Detectives are still investigating how accused killer Anthony Baumgardt obtained the 9 mm handgun that was used to kill Deputy Pickett on March 2 in Lebanon.

"We will never recover from this,” said Boone County Sheriff Mike Nielson Monday at a news conference at the U.S. Attorney’s office in Indianapolis. “We will try to get back to what that new normal is going to be. But until you stand in an administrator's shoes and lose somebody underneath your watch, you have no idea how it affects us."

Rochon faces eight federal counts of false statements with a potential 10-year sentence.

Minkler says Rochon lied when she listed her residence at two units in the eastside Hawthorne Apartments.

"Each time she went to the Indy Gun Bunker to purchase a gun she lied on the form which is required to purchase a gun,” said Minkler. “Each time she did that, those lies were material. Had she told the truth they would not have allowed her to purchase the gun."

Indy Gun Bunker did not respond our request for an interview.

On May 5 in Terre Haute, Police Officer Rob Pitts was shot and killed with a Taurus PT24/7 9 mm handgun purchased by Tiffany Dean.

Dean admitted in the criminal complaint to buying the gun for her brother Levi Brenton, who at 19-years-old was too young to purchase the gun.

Brenton said he then sold the gun for $350 to Christopher Wolfe, who died in the shootout with police that also killed Officer Pitts.

Dean is charged with making a false statement in the purchase of a firearm.

Brenton is charged with selling a firearm to an unlawful drug user, possession of a firearm by an unlawful drug user, and conspiracy to provide false statements during the purchase of a firearm.

"Anybody that introduces guns into the underground economy in violation of federal law must be held accountable,” said Minkler. “The shootings must stop."

The police officer shootings are two deadly examples of ‘lie and buy’ or straw purchases of guns, which 13 Investigates reported on three years ago.

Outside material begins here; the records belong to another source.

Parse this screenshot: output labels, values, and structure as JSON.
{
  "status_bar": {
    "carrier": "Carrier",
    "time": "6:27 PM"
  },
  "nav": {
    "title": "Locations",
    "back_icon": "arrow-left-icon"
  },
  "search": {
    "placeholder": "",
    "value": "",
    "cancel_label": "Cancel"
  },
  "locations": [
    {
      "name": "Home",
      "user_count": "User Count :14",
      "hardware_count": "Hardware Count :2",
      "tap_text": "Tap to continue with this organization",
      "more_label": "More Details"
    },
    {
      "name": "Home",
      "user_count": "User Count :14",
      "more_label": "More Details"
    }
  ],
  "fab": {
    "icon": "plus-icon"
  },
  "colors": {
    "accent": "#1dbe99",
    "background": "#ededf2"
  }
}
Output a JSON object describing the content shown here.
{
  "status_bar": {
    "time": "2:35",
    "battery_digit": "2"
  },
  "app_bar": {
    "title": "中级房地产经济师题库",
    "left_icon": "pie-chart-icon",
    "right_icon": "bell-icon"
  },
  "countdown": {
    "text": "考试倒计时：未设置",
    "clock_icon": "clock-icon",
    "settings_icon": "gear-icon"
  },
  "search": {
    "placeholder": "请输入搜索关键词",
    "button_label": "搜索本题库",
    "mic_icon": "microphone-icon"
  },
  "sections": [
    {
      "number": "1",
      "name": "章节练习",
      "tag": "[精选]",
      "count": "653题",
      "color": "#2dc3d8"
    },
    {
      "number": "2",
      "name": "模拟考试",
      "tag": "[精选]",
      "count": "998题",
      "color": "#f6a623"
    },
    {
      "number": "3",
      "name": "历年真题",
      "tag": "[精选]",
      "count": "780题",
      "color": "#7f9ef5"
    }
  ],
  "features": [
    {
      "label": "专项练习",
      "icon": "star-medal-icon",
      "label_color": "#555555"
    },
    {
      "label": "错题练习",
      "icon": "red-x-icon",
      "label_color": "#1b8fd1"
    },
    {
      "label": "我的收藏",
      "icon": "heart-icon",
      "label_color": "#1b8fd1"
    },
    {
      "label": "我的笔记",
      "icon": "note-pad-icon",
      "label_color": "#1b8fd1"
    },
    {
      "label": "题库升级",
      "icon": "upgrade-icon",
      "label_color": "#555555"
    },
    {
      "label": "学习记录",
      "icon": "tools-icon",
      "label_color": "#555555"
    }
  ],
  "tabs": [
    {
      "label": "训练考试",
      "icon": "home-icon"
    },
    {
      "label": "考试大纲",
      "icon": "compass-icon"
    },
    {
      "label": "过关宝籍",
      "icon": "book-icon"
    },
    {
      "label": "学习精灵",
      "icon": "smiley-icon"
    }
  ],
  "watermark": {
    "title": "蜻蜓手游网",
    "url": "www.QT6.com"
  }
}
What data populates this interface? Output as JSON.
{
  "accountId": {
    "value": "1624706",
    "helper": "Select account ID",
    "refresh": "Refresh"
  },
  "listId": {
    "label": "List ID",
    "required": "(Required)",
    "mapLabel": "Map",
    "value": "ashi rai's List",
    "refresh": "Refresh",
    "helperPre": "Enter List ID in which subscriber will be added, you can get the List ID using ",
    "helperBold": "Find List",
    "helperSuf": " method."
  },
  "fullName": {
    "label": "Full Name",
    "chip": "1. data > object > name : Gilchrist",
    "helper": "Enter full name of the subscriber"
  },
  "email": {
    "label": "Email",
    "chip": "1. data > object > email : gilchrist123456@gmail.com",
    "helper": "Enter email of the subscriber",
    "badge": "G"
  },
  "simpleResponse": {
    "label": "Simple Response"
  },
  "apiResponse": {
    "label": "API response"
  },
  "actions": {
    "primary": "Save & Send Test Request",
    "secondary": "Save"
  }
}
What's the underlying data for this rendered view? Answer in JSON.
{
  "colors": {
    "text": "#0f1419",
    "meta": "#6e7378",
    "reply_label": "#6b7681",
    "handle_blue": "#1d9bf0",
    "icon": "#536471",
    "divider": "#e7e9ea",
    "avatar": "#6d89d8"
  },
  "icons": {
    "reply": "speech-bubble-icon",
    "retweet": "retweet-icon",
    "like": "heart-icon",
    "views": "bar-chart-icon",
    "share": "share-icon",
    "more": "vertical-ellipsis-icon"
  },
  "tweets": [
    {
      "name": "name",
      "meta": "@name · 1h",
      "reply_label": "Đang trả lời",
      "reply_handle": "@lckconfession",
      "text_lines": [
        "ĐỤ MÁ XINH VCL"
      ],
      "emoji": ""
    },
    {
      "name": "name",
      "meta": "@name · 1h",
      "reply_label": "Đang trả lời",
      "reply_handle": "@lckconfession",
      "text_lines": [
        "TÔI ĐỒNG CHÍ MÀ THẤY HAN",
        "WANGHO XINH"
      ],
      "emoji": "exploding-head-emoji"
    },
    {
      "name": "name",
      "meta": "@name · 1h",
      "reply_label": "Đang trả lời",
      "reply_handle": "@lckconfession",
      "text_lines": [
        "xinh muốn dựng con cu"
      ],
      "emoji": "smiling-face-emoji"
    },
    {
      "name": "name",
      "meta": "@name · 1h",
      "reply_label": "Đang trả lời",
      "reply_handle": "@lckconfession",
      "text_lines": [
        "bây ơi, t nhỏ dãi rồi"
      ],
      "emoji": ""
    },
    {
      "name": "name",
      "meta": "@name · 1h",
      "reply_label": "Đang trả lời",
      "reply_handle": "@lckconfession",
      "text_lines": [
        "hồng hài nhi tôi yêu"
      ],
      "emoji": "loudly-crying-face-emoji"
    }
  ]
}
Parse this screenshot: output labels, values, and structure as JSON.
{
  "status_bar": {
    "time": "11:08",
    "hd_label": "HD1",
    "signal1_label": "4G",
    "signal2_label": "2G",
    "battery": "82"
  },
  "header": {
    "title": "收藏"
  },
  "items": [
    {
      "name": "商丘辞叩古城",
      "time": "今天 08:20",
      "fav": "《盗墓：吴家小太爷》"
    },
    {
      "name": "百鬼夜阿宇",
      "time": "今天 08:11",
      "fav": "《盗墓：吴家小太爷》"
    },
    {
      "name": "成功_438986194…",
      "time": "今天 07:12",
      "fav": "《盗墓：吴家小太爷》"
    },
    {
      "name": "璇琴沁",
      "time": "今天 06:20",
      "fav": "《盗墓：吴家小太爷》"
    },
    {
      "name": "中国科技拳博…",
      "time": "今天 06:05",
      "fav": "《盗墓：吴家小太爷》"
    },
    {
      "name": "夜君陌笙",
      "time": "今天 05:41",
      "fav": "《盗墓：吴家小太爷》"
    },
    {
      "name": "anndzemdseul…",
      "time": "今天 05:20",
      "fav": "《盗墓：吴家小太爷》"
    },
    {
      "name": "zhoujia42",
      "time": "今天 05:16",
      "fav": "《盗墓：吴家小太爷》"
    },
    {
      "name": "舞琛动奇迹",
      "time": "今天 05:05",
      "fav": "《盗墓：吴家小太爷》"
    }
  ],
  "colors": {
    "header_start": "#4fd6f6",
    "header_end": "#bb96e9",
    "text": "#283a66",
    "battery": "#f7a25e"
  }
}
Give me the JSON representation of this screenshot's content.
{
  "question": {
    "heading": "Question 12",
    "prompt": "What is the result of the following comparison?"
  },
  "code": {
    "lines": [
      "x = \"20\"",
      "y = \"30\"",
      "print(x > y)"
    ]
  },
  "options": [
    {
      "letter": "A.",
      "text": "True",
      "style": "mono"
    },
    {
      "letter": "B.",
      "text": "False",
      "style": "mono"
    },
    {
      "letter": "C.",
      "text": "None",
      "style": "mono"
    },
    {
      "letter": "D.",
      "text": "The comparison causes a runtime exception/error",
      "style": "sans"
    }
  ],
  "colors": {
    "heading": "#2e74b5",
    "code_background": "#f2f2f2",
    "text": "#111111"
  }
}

"The illegal gun use, the illegal gun possession, the illegal gun acquisition and transfer - as we have seen today - has a direct link to gun violence, often with tragic results,” said Minkler.

In a ‘lie and buy’ or straw purchase, people buy guns at stores, lie on the paperwork, then resell those firearms to convicted felons or others who cannot legally possess them.

Minkler believes strict enforcement of federal gun laws can reduce gun violence.

But in Indianapolis, police have already investigated 63 murders and 182 non-fatal shootings.

"Your question should be, ‘Well, why hasn't it worked yet? How come we haven't seen the reductions this year?’ I think we will,” said Indianapolis Metropolitan Police Chief Bryan Roach. “I'm confident that we will. It's about keeping guns out of the hands of people who should not possess them."

Indianapolis has a violent crime rate 2.5 times above the national average and a homicide rate 4.5 times the national average.

The charges announced Monday are part of an initiative the U.S. Attorney started back in January.

Since then, federal prosecutors have charged 117 people through Project Safe Neighborhoods.

The project is aimed at prosecuting those who carry guns illegally.

United States Attorney General Jeff Sessions is calling on all U.S. attorneys across the country to step up efforts to reduce crime through Project Safe Neighborhoods, which includes outreach, prevention and enforcement initiatives.